Besonders spannend ist, dass die genaue historische Linienführung heute gar nicht mehr vollständig sicher rekonstruiert werden kann. In älteren Beschreibungen heißt es, die Straße sei von Rehefeld über Schellerhau nach Bärenfels geführt worden und von dort weiter über den Hofehübel Richtung Dippoldiswalde. Manche Abschnitte gingen vermutlich später in Forstwege oder einfache Feldwege über.
Wenn man dort heute wandert, läuft man oft tatsächlich auf jahrhundertealtem Untergrund. Gerade die sanften Einschnitte im Gelände, kleine Hohlwegansätze oder ungewöhnlich breite Waldwege verraten manchmal noch die alte Nutzung. Fuhrwerke mit Erz, Holzkohle, Salz oder Handelswaren dürften hier unterwegs gewesen sein. Im Winter muss das ein mühsamer Weg gewesen sein — Schneewehen, Eis, Nebel auf der Höhe.
Der Abschnitt am Hofehübel war später eng mit der kurfürstlich-sächsischen Forstverwaltung verbunden. Das Forstamt Bärenfels entwickelte sich seit dem 17. Jahrhundert zu einem bedeutenden Verwaltungspunkt der erzgebirgischen Wälder. Dass die Alte Böhmische Straße direkt daran vorbeiführte, war natürlich kein Zufall.
Heute wirkt die Gegend friedlich und beinahe entrückt. Aber wenn man dort sitzt — vielleicht genau an so einem Weg wie auf Ihrem Foto — kann man sich gut vorstellen, wie einst einzelne Fuhrwerke aus dem Wald auftauchten. Eisenbeschlagene Räder, Pferdegeschirr, vielleicht das Knarren eines beladenen Wagens. Und ringsum dieselben dunklen Fichtenwälder, die das Osterzgebirge bis heute prägen.

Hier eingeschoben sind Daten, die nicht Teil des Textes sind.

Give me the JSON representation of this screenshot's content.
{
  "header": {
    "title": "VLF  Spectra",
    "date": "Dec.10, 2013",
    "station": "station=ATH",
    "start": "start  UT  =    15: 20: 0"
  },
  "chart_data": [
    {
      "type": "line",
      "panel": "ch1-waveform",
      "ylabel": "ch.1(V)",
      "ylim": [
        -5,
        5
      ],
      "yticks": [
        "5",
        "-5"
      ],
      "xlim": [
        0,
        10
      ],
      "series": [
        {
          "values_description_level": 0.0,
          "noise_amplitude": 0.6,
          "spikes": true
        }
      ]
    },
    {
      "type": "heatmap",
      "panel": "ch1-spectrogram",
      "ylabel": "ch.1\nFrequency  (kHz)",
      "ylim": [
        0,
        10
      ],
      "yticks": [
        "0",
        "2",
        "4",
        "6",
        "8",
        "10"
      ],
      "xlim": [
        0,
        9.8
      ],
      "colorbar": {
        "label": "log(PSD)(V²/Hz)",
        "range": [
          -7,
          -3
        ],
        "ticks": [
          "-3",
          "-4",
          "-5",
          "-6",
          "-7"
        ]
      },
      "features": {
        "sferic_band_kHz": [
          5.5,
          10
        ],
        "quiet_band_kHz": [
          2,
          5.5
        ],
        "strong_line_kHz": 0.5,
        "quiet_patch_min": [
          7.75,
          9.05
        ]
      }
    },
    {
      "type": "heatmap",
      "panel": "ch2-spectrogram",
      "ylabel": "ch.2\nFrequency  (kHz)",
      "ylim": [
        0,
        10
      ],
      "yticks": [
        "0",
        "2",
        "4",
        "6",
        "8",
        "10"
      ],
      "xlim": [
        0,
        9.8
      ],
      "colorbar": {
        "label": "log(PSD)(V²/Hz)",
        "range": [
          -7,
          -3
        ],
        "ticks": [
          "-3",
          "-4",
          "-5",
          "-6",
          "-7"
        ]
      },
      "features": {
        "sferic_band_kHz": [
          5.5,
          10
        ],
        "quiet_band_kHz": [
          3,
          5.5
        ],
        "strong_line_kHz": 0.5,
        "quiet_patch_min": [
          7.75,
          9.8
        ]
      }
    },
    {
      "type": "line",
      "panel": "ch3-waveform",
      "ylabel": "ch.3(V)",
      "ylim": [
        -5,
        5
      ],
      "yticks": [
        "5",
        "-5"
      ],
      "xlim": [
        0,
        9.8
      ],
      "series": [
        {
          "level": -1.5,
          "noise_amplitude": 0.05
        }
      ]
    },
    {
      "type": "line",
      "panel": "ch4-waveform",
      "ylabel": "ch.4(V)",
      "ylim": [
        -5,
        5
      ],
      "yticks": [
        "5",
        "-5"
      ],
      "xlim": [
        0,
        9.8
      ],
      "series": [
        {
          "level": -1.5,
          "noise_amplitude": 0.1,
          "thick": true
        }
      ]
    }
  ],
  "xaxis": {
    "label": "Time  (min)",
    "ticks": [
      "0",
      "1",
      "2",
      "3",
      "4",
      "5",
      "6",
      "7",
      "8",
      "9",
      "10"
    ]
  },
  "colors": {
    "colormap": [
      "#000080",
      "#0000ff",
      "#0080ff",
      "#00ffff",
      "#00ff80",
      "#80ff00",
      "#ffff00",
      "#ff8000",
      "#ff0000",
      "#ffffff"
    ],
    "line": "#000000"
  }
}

Der Weg zwischen Oberkipsdorf und Bärenfels wird inzwischen gern als Wanderweg genutzt. Besonders schön sind die Abschnitte um den Hofehübel mit den Blicken in die Täler von Weißeritz und Pöbelbach. Gerade im Frühjahr oder an klaren Herbsttagen liegt dort eine ganz eigene Stimmung — halb alte Handelsstraße, halb stiller Forstweg.
Und ehrlich gesagt: Das Foto, das Sie geschickt haben, sieht fast so aus, als müsste gleich hinter der nächsten Wegbiegung ein alter Forstmann mit grünem Rock auftauchen. 🌲“
Aus meiner ‚Unterhaltung‘ mit Herrn Clarus über die Alte Böhmische Strasse.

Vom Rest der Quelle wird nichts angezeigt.